Energy Star Ratings
The U.S. Environmental Protection Agency (EPA) launched the Energy Star program in 1992 to protect the environment through energy efficient products and procedures. In order to receive an Energy Star rating, products falling under 50 home and office categories must meet strict energy conservation guidelines set by the U.S. Department of Energy, which partnered with the EPA on Energy Star in 1996.
The first Energy Star labeled products were computers and monitors, but this line quickly expanded to include printers, fax machines, residential appliances and fixtures, windows, and even new homes and buildings. According to Energy Star, Americans saved enough on Energy Star products in 2006 alone to save $14 billion on utility bills and avoid greenhouse gas emissions equivalent to that released by 25 million cars.

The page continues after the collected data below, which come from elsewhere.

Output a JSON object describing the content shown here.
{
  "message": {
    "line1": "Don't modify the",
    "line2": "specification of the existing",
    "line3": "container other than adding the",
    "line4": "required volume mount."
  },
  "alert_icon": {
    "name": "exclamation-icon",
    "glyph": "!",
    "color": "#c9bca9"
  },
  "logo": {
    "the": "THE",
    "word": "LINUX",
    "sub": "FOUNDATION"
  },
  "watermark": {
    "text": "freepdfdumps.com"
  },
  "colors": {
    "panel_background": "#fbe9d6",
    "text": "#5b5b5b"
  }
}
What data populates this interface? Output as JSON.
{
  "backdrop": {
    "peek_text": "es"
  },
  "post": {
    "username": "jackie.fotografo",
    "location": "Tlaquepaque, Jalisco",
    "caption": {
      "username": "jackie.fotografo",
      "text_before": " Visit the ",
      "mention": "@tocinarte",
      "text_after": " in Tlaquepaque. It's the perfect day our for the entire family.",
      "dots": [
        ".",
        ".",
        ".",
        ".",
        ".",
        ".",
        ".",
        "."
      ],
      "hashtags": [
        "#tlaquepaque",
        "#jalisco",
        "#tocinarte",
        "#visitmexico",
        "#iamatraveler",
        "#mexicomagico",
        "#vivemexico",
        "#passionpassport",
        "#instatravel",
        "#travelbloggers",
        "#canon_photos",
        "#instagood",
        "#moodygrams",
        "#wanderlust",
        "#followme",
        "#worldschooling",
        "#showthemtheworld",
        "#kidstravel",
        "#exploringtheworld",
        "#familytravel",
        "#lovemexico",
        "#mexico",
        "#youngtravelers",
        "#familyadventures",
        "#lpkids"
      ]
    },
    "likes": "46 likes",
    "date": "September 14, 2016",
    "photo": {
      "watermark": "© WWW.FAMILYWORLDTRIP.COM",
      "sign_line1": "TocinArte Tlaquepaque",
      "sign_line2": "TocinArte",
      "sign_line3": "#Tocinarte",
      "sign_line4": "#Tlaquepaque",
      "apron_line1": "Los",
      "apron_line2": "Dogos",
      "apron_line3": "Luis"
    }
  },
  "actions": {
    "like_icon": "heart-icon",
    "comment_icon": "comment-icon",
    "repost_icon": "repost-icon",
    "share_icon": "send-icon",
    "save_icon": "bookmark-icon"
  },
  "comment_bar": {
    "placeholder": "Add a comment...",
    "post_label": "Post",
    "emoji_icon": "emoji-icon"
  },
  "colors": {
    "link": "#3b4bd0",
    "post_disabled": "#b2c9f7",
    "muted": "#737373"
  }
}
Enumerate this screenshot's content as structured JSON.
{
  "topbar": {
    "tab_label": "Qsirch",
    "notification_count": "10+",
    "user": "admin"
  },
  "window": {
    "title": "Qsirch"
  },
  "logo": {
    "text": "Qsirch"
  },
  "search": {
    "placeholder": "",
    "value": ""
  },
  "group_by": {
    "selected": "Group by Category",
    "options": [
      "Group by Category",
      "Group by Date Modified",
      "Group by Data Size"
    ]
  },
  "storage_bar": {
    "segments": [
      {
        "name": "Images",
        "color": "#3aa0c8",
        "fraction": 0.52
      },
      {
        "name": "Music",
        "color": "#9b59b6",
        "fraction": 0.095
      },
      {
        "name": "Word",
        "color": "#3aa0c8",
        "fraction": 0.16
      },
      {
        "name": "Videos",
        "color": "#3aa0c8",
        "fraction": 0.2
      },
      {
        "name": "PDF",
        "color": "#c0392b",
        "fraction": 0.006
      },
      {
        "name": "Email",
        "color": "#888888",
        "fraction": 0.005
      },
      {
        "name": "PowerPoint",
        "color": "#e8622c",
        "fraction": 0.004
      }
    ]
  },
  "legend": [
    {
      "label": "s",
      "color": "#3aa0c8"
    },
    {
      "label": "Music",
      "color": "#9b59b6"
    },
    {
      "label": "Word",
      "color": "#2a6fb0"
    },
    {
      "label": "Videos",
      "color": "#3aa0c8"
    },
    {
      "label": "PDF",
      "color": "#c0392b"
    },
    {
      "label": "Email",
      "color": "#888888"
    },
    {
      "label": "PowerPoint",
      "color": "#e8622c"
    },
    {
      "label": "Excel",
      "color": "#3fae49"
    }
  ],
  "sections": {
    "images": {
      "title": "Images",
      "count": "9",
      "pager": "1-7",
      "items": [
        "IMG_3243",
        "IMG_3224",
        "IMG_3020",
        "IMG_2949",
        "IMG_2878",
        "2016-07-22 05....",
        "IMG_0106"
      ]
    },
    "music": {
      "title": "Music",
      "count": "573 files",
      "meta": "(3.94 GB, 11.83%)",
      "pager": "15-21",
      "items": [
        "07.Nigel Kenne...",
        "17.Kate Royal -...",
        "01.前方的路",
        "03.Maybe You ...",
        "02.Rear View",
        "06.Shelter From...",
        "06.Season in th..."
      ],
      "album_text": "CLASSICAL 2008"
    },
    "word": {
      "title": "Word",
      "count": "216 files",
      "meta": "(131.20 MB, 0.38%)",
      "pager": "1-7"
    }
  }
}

In addition to providing a rating system, Energy Star helps organizations and consumers practice informed decisions, delivering technical information and tools through more than 9,000 partnerships in the public and private sector. Energy Star’s efforts have led to more widespread use of LED traffic lights, efficient fluorescent lighting, energy management systems for office equipment, and low standby energy use.
Consumers can look for the Energy Star label when shopping for a new home or searching for new home products, such as refrigerators, dishwaters, and home heating systems. The label will show the product’s typical yearly energy usage. Examples of Energy Star labeled products include full-sized dishwashers that conserve 493 gallons of water per year and washing machines that save over 12,000 gallons of water per year. Appliances with the Energy Star rating average 10 to 20 percent higher energy efficiency than their non-rated counterparts. Items labeled “Energy Efficient” may have low energy emissions without meeting the standards to be rated as an Energy Star product.